In einer brillant gespielten Szene fordern beide Johann Wilhelm Möbius auf, sich für ihre Seite zu entscheiden. Während Beutler dabei betont jegliche Verantwortung über die Verwendung der Erkenntnisse von sich weist und sie auf die Allgemeinheit schiebt, kann auch Ernesti keine Garantie geben, dass die Entdeckungen von Möbius zum Wohle der Menschheit eingesetzt werden. Er wälzt die Verantwortung auf die Partei ab. Letztlich wäre also eine Entscheidung zwischen den beiden, die Wahl zwischen Pest und Cholera, denn wie Möbius treffend erkannte, kann keiner versichern, dass mit seinen Erkenntnissen nicht der Untergang der Menschheit herbeigeführt werde. Was Möbius jedoch nicht ahnt, ist, dass seine Entdeckungen bereits in die „falschen Hände“ gelangt sind. Dr. Mathilde von Zahnd, die unscheinbare Ärztin, hat nicht nur heimlich alle Unterlagen kopiert, sondern im Stillen einen Konzern aufgebaut, der diese Entdeckungen vermarktet. Die Moral und die Ethik sind hier natürlich komplett außen vor. So sind die drei Physiker am Ende in ihrer „privaten Schatzkammer“ gefangen, während sie die Welt meist bietend verkauft.

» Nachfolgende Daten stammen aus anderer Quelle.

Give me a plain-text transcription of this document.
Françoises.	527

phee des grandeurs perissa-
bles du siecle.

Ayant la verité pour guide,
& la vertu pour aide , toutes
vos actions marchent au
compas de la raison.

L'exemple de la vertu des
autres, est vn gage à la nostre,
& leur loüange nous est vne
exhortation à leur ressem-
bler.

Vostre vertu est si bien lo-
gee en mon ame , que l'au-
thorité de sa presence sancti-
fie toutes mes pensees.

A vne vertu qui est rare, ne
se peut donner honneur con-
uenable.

Perfekt inszenierten Stefanie Kau, Johannes Ritz, Felix König und Raphael Gerl das Wechselspiel zwischen Genie und Wahnsinn und stellten dabei immer wieder die Frage nach der Moral. Am Ende wird klar: Was einmal gedacht, was einmal entdeckt wurde, das kann man nicht mehr rückgängig machen. Raphael Gerl zeichnete in seinem Schlussmonolog eine Welt in der die Wissenschaft wie einst König Salomon ihre Macht verloren hat. Sie hat die Menschheit ins Elend geführt und ihre ethische Verantwortung letztlich zu spät erkannt. Ob Dürrenmatt mit seiner Einschätzung am Ende Recht behalten wird, bleibt abzuwarten. Klar ist aber heute schon, dass die Wissenschaft nicht nur zum Wohl sondern auch zum Weh der Menschheit eingesetzt werden kann.
Die rund 200 Gäste waren nach dem Schlussakkord begeistert. Wie gekonnt die jungen Schauspieler auch dieses durchaus ernste Stück perfekt in Szene setzten und dabei auch den Humor nicht aus den Augen verloren, war beeindruckend. So erinnerte nicht nur die Kommissarin Michaela Voß und Blocher an die ARD-Serie „Tatort“ auch das Auftreten der Boxstars Henry Maske, Wladimir und Vitali Klitschko sorgten für den einen oder anderen Lacher, vor allem als diese genüsslich eine Milchschnitte verspeisten.
„Es war wirklich eine grandiose Inszenierung“, so Erich Schlotter und Christian Heller übereinstimmend, die letztlich den Schülern von Marius Lubnow für die Aufführung großen Respekt zollten. Regisseur Marius Lubnow dankte am Ende nicht nur den Schauspielern, die sich in diesem Jahr durch außerordentliches Engagement auszeichneten, sondern auch allen die im Hintergrund dafür sorgten, dass diese Aufführung wieder ein voller Erfolg wurde.